In Fall 2016, the number of undergraduate advisors had fallen to 4. The “Advising Center” had closed, all advising was now being done in the first-year office in SUB. Even with our decreased enrollment, this represents 400-500 students for each advisor. Since Spring 2015, the number of advisors for the College of Arts and Sciences has been reduced from 19 to 3; for the College of Business, from 2 to none currently assigned; for the College of Health Sciences, from 3 to 1, for the College of Education from 3 advisors and 3 Certification Counselors to 1 advisor and 1 Certification Counselor who formerly did only graduate certification. All 3 of the Undergrad Certification Counselors were laid off in April.
Library
The support staff/administration in the Library dropped from 20 in Spring 2016 to 6 in Fall 2016 (library faculty are not included). Of course, the library closes evenings and on weekends. How do you run a university without a fully functioning library? How does a library running on a standard daytime schedule serve students who work days and take courses at night?
Information Technology
This department has taken a significant hit, but because the persons making the layoff/termination decisions realized they too would need computer services, they suffered less drastic cuts. Overall, Application/Network Support has been reduced from 23 staff in Spring 2016 to 16 in Fall 2016. The Chief Information Officer’s office reduced from 2 to 1 (only the CIO remains). In total, IT has dropped from 25 to 17.
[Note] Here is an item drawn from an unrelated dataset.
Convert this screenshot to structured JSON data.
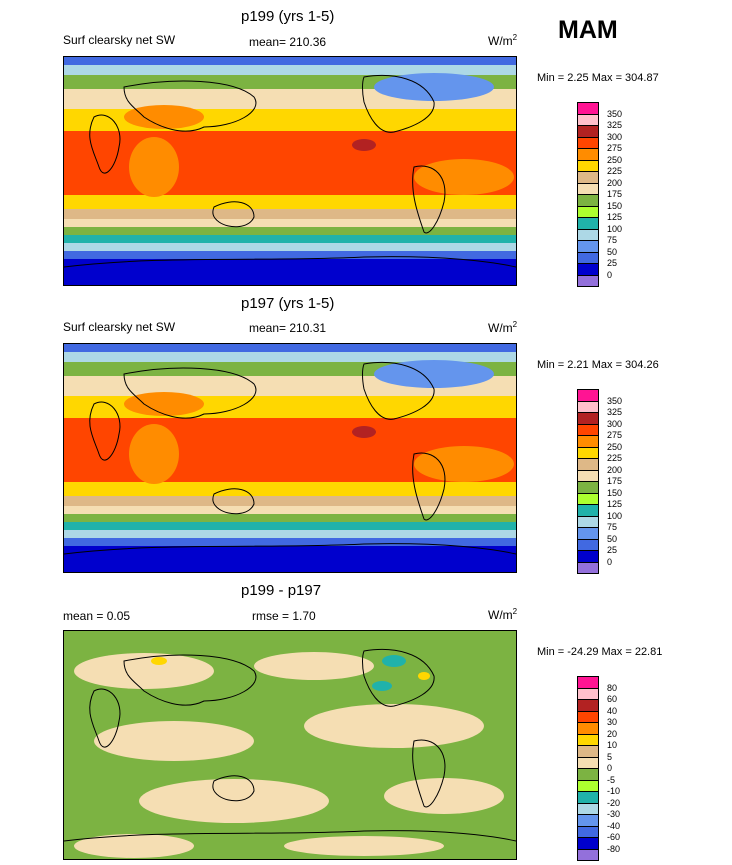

Percentage drops look like this for the respective functions: the university reduced advising personnel by 89 percent, the library staff by 70 percent, and the IT staff by 32 percent. Certainly, students are bearing the brunt of these cuts. The aggregate cuts in these departments come to 66.25 percent (27 remain out of the original complement of 80 persons).
Admissions
In their infinite wisdom, the members of the MAC decided to cut undergraduate admissions—
which had 9 employees in Spring 2014, then 6 in Spring 2016—down to 3 people, with only one person actually dedicated to undergraduate admissions.
The Operations of the MAC Members
Now for comparison purposes, let’s look at the operations of some administrative offices. In the offices/units of three of the members of the MAC, Human Resources, the Provost, and the Vice President for Administration and Finance, the vast majority of their staff avoided layoff or termination.
Human Resources lost no one from Spring 2016 to Fall 2016. That department had 16 employees in Spring and still has 16 in Fall.
The Provost’s office included 9 employees in Spring 2016, now has 8. The only loss was a $33,000 employee. The two Associate Provosts, the Assistant Provost, the Assistant to the Provost, the Executive Secretary, the Associate to the Provost, and the Academic Contract Specialist remain, along with the Provost of course. This operation has actually seen an increase in its salary expenditures in the past few months, rising from $828,471 to $868,236 yearly.
Finally, the Vice President of Administration and Finance lost 6 persons from a staff of 28, a decrease of 21.4 percent. Altogether, these three administrators lost only 7 out of a staff of 53 (13 percent) in Spring 2016. The losses came from Purchasing (3 persons; one at $91,180, one at $35,136, one at $35,388), the Bursar/Cashier (1 person, the Bursar at $75,000), the Controller (1 person at $93,192), the Budget Office (1 person at $45,348).
Clearly these three administrators protected their own turf while eviscerating the student services necessary to have a viable university. The results are entirely unsurprising. A Fall enrollment of just 3536 as of Thursday, down 1231 from Fall 2015, as well as only 293 newly admitted undergraduates this fall, down from 791 last fall.
All this is what happens when you have unqualified persons making critical decisions, almost all of them demonstrably bad. This is also what happens when you have a Board of Trustees dedicated to furthering the interests of a small group of individuals at the expense of the University’s welfare, or in this case, the University’s survival.